Artikel 2. Verplichting minimaal 30% sociale huurwoningen

  • a.

    Bij een ontwikkeling vanaf vier woningen geldt de verplichting minimaal 30% sociale huurwoningen.

  • b.

    Bij een ontwikkeling van vier tot en met elf woningen kan de ontwikkelaar, bij besluit van het college, kiezen voor 30% sociale koopwoningen in plaats van sociale huurwoningen.

  • c.

    Afspraken over het aandeel sociale woningbouw worden per project in een (anterieure) overeenkomst vastgelegd.

Artikel 3. Verplichting minimaal 35% in het middensegment

  • a.

    Bij een ontwikkeling vanaf vier woningen geldt de verplichting van minimaal 35% woningen in het middensegment, boven op de sociale koop ter vervanging van sociale huur zoals vermeld in art. 2, lid b.

  • b.

    In het middensegment heeft de ontwikkelaar de keus om deze woningen in de middenhuur, sociale, goedkope of betaalbare koop te realiseren.

  • c.

    Afspraken over het aandeel woningen in het middensegment worden per project en per segment in een (anterieure) overeenkomst vastgelegd.

Artikel 4. Verplichte voorwaarden per woningbouwproject

  • a.

    Voor een woningbouwproject van vier of meer woningen geldt zowel de verplichting om 30% sociale huur te realiseren, als de verplichting om 35% in het middensegment te realiseren. Als deze verplichtingen niet worden gerealiseerd, is voor beide segmenten een afkoopsom van toepassing.

  • b.

    Indien minder dan 12 woningen worden gerealiseerd, dan worden eerdere projecten van dezelfde ontwikkelaar in een voorafgaande periode van 3 jaar beschouwd als deelprojecten, en zal de programmatische verplichting gelden over het totaal van die projecten.

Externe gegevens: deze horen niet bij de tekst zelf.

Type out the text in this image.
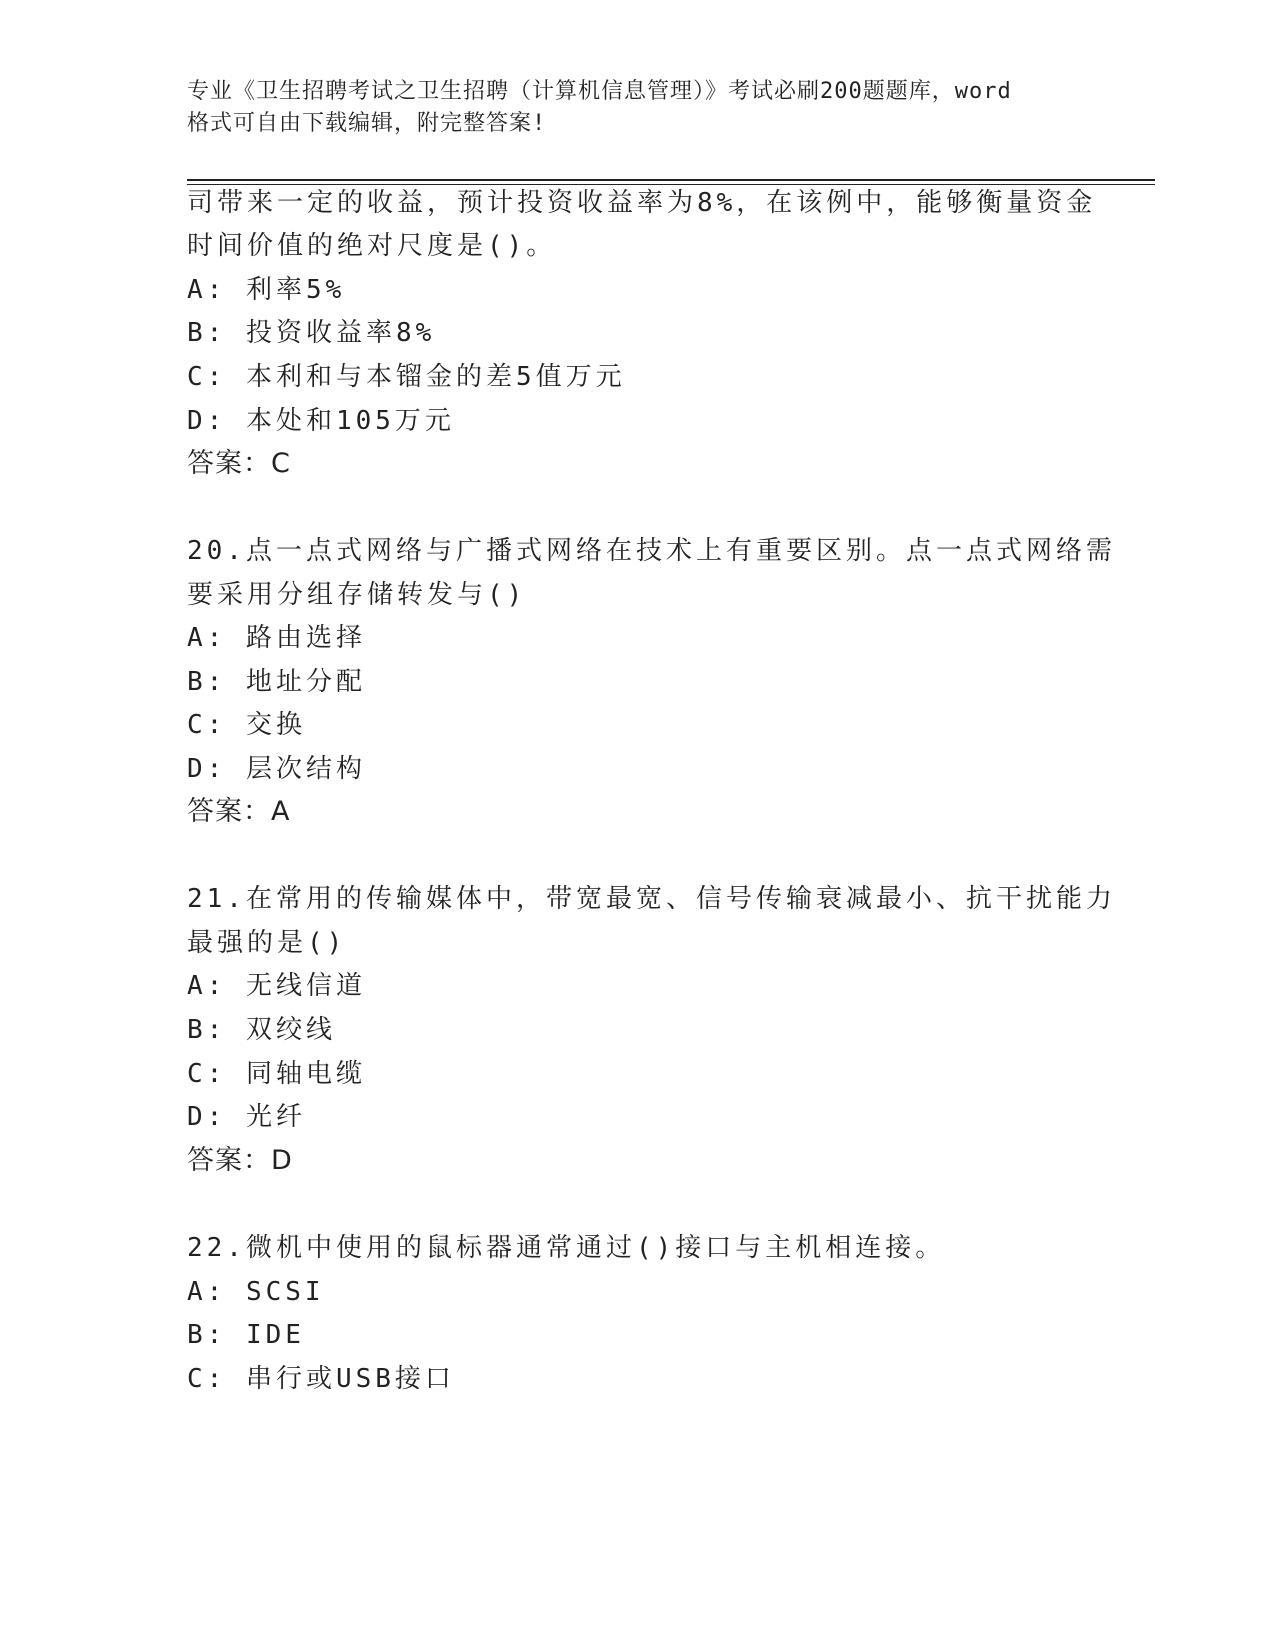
专业《卫生招聘考试之卫生招聘（计算机信息管理）》考试必刷200题题库，word
格式可自由下载编辑，附完整答案!
司带来一定的收益，预计投资收益率为8%，在该例中，能够衡量资金
时间价值的绝对尺度是()。
A: 利率5%
B: 投资收益率8%
C: 本利和与本镏金的差5值万元
D: 本处和105万元
答案：C
20.点一点式网络与广播式网络在技术上有重要区别。点一点式网络需
要采用分组存储转发与()
A: 路由选择
B: 地址分配
C: 交换
D: 层次结构
答案：A
21.在常用的传输媒体中，带宽最宽、信号传输衰减最小、抗干扰能力
最强的是()
A: 无线信道
B: 双绞线
C: 同轴电缆
D: 光纤
答案：D
22.微机中使用的鼠标器通常通过()接口与主机相连接。
A: SCSI
B: IDE
C: 串行或USB接口
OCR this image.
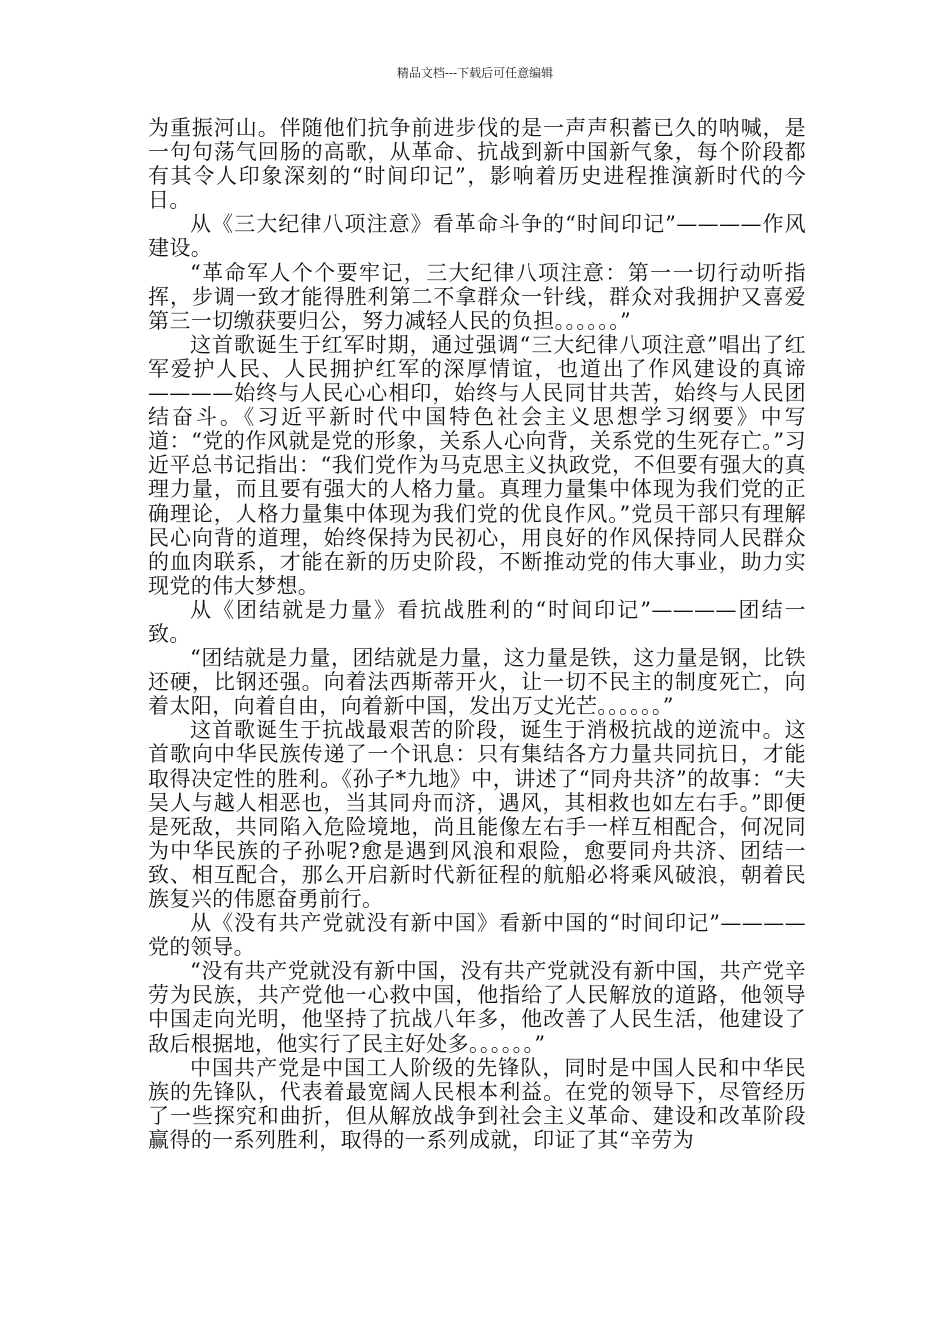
精品文档---下载后可任意编辑

为重振河山。伴随他们抗争前进步伐的是一声声积蓄已久的呐喊，是一句句荡气回肠的高歌，从革命、抗战到新中国新气象，每个阶段都有其令人印象深刻的“时间印记”，影响着历史进程推演新时代的今日。

从《三大纪律八项注意》看革命斗争的“时间印记”————作风建设。

“革命军人个个要牢记，三大纪律八项注意：第一一切行动听指挥，步调一致才能得胜利第二不拿群众一针线，群众对我拥护又喜爱第三一切缴获要归公，努力减轻人民的负担。。。。。。”

这首歌诞生于红军时期，通过强调“三大纪律八项注意”唱出了红军爱护人民、人民拥护红军的深厚情谊，也道出了作风建设的真谛————始终与人民心心相印，始终与人民同甘共苦，始终与人民团结奋斗。《习近平新时代中国特色社会主义思想学习纲要》中写道：“党的作风就是党的形象，关系人心向背，关系党的生死存亡。”习近平总书记指出：“我们党作为马克思主义执政党，不但要有强大的真理力量，而且要有强大的人格力量。真理力量集中体现为我们党的正确理论，人格力量集中体现为我们党的优良作风。”党员干部只有理解民心向背的道理，始终保持为民初心，用良好的作风保持同人民群众的血肉联系，才能在新的历史阶段，不断推动党的伟大事业，助力实现党的伟大梦想。

从《团结就是力量》看抗战胜利的“时间印记”————团结一致。

“团结就是力量，团结就是力量，这力量是铁，这力量是钢，比铁还硬，比钢还强。向着法西斯蒂开火，让一切不民主的制度死亡，向着太阳，向着自由，向着新中国，发出万丈光芒。。。。。。”

这首歌诞生于抗战最艰苦的阶段，诞生于消极抗战的逆流中。这首歌向中华民族传递了一个讯息：只有集结各方力量共同抗日，才能取得决定性的胜利。《孙子*九地》中，讲述了“同舟共济”的故事：“夫吴人与越人相恶也，当其同舟而济，遇风，其相救也如左右手。”即便是死敌，共同陷入危险境地，尚且能像左右手一样互相配合，何况同为中华民族的子孙呢?愈是遇到风浪和艰险，愈要同舟共济、团结一致、相互配合，那么开启新时代新征程的航船必将乘风破浪，朝着民族复兴的伟愿奋勇前行。

从《没有共产党就没有新中国》看新中国的“时间印记”————党的领导。

“没有共产党就没有新中国，没有共产党就没有新中国，共产党辛劳为民族，共产党他一心救中国，他指给了人民解放的道路，他领导中国走向光明，他坚持了抗战八年多，他改善了人民生活，他建设了敌后根据地，他实行了民主好处多。。。。。。”

中国共产党是中国工人阶级的先锋队，同时是中国人民和中华民族的先锋队，代表着最宽阔人民根本利益。在党的领导下，尽管经历了一些探究和曲折，但从解放战争到社会主义革命、建设和改革阶段赢得的一系列胜利，取得的一系列成就，印证了其“辛劳为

Artikel 5. Afkoop sociale huur en middensegment

  • a.

    Voor kleinere woningbouwprojecten tot 12 woningen kan het college in uitzonderlijke gevallen besluiten af te wijken van de verplichting van 30% sociale huurwoningen en 35% woningen in het middensegment. Het college legt dat vast in een collegebesluit.

  • b.

    Bij een positief besluit van het college om af te wijken van de verplichting van 30% sociale huurwoningen en 35% woningen in het middensegment, is de initiatiefnemer verplicht om de verplichtingen af te kopen door het betalen van een afkoopsom.

  • c.

    De hoogte van de afkoop is afhankelijk van het aantal en type woningen dat gerealiseerd wordt binnen de ontwikkeling. Met de afkoop wordt het verschil in grondwaarde gecompenseerd.

  • d.

    Er is geen afkoop verschuldigd indien een ontwikkeling uit minder dan vier woningen bestaat.

  • e.

    Afspraken over afkoop en vereveningsbijdragen worden per project in een (anterieure) overeenkomst vastgelegd.

  • f.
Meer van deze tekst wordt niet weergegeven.